Wisconsin second-grade public school teacher Miss Inga Page said she received money from her union to attend the protest in New York.

"The biggest enemy of public education is private education," she said, "Most Wall Street types are rich enough to send their kids to private schools. So I'm for shutting down Wall Street."

Page said she supports Obama's move to replace "No Child Left Behind" with "Leave Dumb Kids Behind."

Underemployed instrumentalist Amanda Lynn was in tears as Skinnyreporter approached her at Utah's version of Occupy Wall Street, called Occupy SLC, which attracted about 200 anti-capitalists, one for every 15,000 residents of the state.

"I just found out Steve Jobs died," she wailed. "He did so much for my generation. I'm sure he would have been on our side."

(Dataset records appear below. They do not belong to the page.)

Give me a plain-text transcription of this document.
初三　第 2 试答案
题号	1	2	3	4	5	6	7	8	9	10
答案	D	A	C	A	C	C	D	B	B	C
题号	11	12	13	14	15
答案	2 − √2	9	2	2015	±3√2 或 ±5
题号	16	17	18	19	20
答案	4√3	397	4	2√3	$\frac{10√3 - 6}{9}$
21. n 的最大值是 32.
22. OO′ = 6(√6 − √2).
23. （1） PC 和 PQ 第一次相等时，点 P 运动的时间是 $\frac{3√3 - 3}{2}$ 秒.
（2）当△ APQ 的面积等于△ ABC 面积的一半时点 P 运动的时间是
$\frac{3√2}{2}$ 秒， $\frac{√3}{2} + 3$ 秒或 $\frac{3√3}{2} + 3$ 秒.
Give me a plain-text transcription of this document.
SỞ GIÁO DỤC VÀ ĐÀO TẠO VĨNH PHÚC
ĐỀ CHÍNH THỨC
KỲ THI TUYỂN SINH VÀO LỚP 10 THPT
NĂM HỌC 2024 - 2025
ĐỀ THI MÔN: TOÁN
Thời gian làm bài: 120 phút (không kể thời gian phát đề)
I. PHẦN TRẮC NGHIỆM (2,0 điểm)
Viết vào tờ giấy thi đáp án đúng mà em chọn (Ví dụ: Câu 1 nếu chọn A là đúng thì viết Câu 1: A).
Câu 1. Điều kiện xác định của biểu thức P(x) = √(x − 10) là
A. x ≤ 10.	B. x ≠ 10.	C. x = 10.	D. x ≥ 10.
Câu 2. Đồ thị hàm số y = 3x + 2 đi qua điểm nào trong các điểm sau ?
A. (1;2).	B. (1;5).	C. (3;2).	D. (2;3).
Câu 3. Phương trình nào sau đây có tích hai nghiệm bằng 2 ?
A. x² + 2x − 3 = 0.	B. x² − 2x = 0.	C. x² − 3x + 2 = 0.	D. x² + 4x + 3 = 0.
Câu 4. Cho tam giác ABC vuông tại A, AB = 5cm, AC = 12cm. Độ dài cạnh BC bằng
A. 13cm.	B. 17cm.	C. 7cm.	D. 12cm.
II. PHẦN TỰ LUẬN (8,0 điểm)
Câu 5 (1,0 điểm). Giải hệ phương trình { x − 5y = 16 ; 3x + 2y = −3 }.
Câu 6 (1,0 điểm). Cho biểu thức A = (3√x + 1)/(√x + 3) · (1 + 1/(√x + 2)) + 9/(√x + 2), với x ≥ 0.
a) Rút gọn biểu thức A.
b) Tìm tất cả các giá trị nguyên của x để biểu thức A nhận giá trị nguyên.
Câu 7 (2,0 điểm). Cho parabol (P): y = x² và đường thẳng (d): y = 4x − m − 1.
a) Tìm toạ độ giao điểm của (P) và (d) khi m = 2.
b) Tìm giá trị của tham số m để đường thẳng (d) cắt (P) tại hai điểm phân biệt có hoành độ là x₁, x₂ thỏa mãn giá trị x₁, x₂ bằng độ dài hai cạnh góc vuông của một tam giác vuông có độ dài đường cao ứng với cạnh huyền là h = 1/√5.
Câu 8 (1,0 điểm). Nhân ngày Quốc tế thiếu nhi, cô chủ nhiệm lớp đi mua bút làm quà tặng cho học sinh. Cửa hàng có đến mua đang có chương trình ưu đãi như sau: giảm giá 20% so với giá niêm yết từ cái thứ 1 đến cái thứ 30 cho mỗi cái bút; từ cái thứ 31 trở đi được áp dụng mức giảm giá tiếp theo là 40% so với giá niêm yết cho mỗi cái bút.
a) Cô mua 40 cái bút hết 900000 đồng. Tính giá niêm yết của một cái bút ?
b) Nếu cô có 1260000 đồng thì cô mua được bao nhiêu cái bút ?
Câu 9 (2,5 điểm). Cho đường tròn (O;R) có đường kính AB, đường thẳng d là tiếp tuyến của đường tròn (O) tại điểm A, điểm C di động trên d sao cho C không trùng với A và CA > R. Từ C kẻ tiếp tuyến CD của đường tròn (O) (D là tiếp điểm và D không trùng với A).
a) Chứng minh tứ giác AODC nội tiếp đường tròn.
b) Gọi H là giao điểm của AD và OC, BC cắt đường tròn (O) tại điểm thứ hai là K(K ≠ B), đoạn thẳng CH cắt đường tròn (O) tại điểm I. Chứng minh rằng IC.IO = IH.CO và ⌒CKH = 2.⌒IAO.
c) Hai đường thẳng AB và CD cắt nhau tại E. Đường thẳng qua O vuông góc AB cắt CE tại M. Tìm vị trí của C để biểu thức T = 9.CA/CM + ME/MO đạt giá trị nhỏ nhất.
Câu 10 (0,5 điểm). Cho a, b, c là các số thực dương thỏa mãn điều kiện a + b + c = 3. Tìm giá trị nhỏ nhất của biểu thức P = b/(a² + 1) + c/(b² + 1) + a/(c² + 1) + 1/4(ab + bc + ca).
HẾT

She explained that demand for her services as a mandolin player has declined because many people illegally download music with technology invented by huge corporations.

"If it weren't for Wall Street and the bailed-out banks," she said, "people would still have to buy CDs, and I could make enough to live on."

Self-described starving student Nita Mehl said she joined the protest because she can't find a bank that will give her a student loan.

"Every single bank just gives me the runaround," she said. "Most of them tell me they don't give student loans anymore because the Democrats won't let them. And they expect me to believe that! Down with banks!"

City of New York business student C. Ken Cash, who has been paying for his tuition with profits from his growing T-shirt silkscreening business, said he joined the protest because he is angry that his future Social Security tax payments already have been spent to bail out large banks, the Government Motor Company (GMC) and other businesses too large to fail.

"The government is too big, there's too much corruption, big corporations buy too much influence, federal spending is out of control, and the government is trying to control everything in my life," he said. "I thought Occupy Wall Street was the best way to express my frustration, but then I ran into a correspondent for Sean Hannity, who got me interviewed by Mr. Hannity on national radio. I was surprised to find out that he believes the same things that I do, so I'm leaving to join the Tea Party."